Before explaining what NP-Completeness actually means, let’s explain the concept of NP-hardness first. NP-hard is the class of problems that are “at least as hard as all the problems in NP”. The NP-complete class, on the other hand, contains the NP-hard problems that are in NP. The following diagram will help you get the picture:
Another aspect worth mentioning is that the NP-Complete complexity class is a class of decision problems. Decision problems are those problems that, given an input, output “yes” or “no”.
Take, for example, Tetris.
Determining whether a player can survive on a Tetris board given a configuration of pieces is a decision problem. There is no efficient way to compute the order of moves the player can make in order to survive, so the task is NP-hard.
However, we could certainly write a program that runs in polynomial time to simulate the way the player has arranged the given pieces and check whether they survived or not.
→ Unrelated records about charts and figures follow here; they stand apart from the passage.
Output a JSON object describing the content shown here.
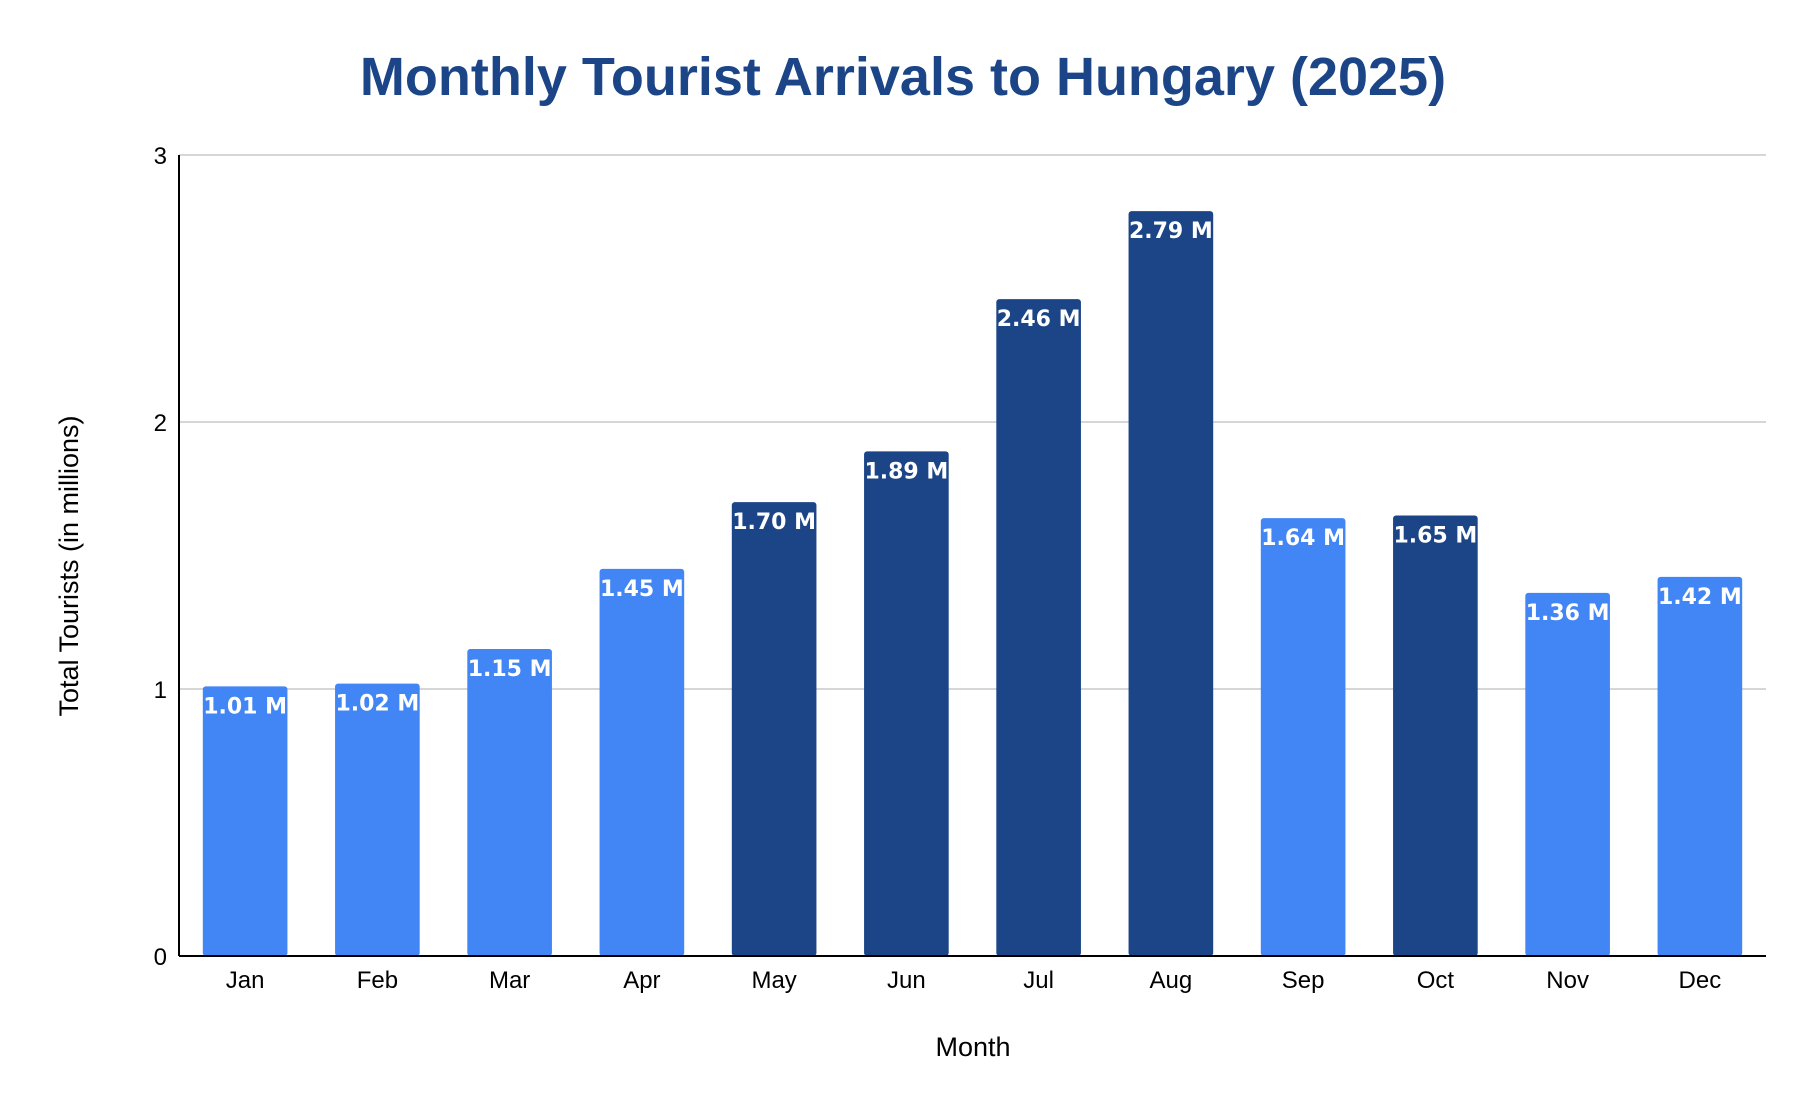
{
  "chart_data": {
    "type": "bar",
    "title": "Monthly Tourist Arrivals to Hungary (2025)",
    "xlabel": "Month",
    "ylabel": "Total Tourists (in millions)",
    "categories": [
      "Jan",
      "Feb",
      "Mar",
      "Apr",
      "May",
      "Jun",
      "Jul",
      "Aug",
      "Sep",
      "Oct",
      "Nov",
      "Dec"
    ],
    "values": [
      1.01,
      1.02,
      1.15,
      1.45,
      1.7,
      1.89,
      2.46,
      2.79,
      1.64,
      1.65,
      1.36,
      1.42
    ],
    "data_labels": [
      "1.01 M",
      "1.02 M",
      "1.15 M",
      "1.45 M",
      "1.70 M",
      "1.89 M",
      "2.46 M",
      "2.79 M",
      "1.64 M",
      "1.65 M",
      "1.36 M",
      "1.42 M"
    ],
    "bar_colors": [
      "#4285f4",
      "#4285f4",
      "#4285f4",
      "#4285f4",
      "#1c4587",
      "#1c4587",
      "#1c4587",
      "#1c4587",
      "#4285f4",
      "#1c4587",
      "#4285f4",
      "#4285f4"
    ],
    "ylim": [
      0,
      3
    ],
    "yticks": [
      0,
      1,
      2,
      3
    ],
    "ytick_labels": [
      "0",
      "1",
      "2",
      "3"
    ],
    "grid": true,
    "legend": "none",
    "colors": {
      "title": "#1c4587",
      "light_bar": "#4285f4",
      "dark_bar": "#1c4587",
      "grid": "#c8c8c8"
    }
  }
}
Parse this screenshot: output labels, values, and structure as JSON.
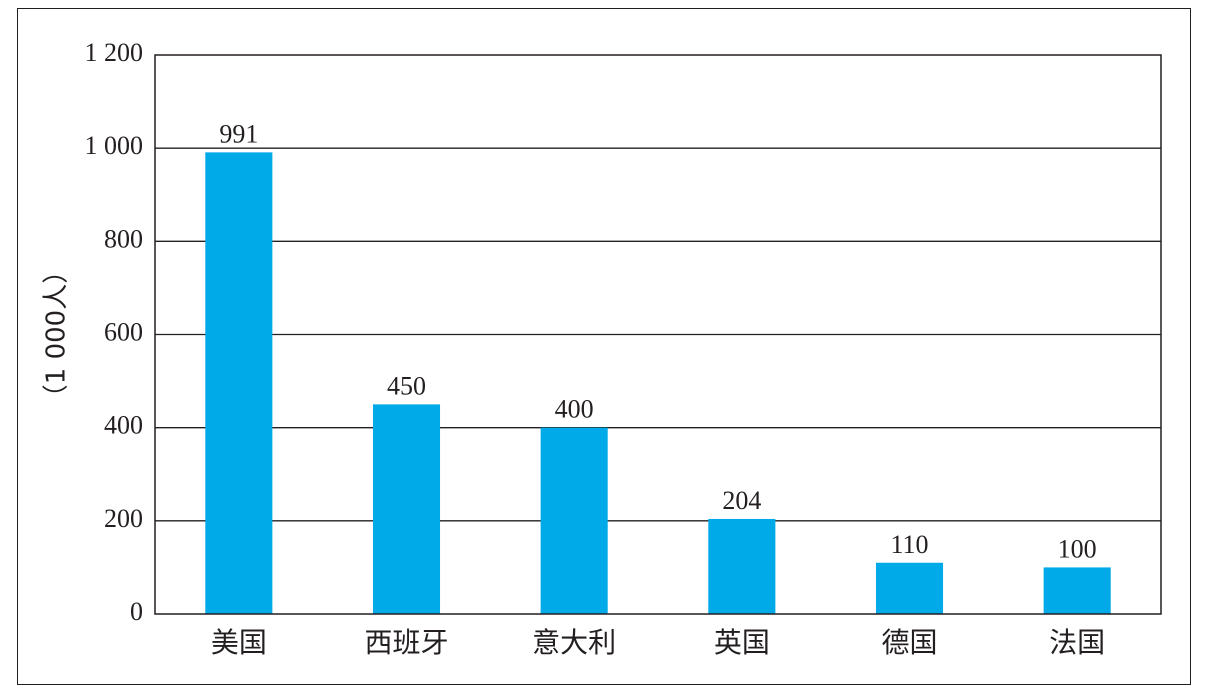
{
  "chart_data": {
    "type": "bar",
    "title": "",
    "xlabel": "",
    "ylabel": "（1 000人）",
    "categories": [
      "美国",
      "西班牙",
      "意大利",
      "英国",
      "德国",
      "法国"
    ],
    "values": [
      991,
      450,
      400,
      204,
      110,
      100
    ],
    "data_labels": [
      "991",
      "450",
      "400",
      "204",
      "110",
      "100"
    ],
    "ylim": [
      0,
      1200
    ],
    "yticks": [
      0,
      200,
      400,
      600,
      800,
      1000,
      1200
    ],
    "ytick_labels": [
      "0",
      "200",
      "400",
      "600",
      "800",
      "1 000",
      "1 200"
    ],
    "grid": true,
    "legend": "none",
    "bar_color": "#00a9e8",
    "grid_color": "#231f20"
  }
}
This means Tetris is also in NP because, as mentioned above, for any problem in NP we can write a program in polynomial time to check whether a solution holds or not. But since it is also NP-hard, we can say Tetris is NP-complete.
For example, the classic knapsack problem can be solved in polynomial time with various methods, including a greedy approach or dynamic programming. However, the decision problem form of knapsack (i.e. Can a value V be achieved without going over a given weight W?) appears to be part of the NP-complete class, as there is no algorithm that can solve this problem in polynomial time. The same can be said about graph coloring, for example.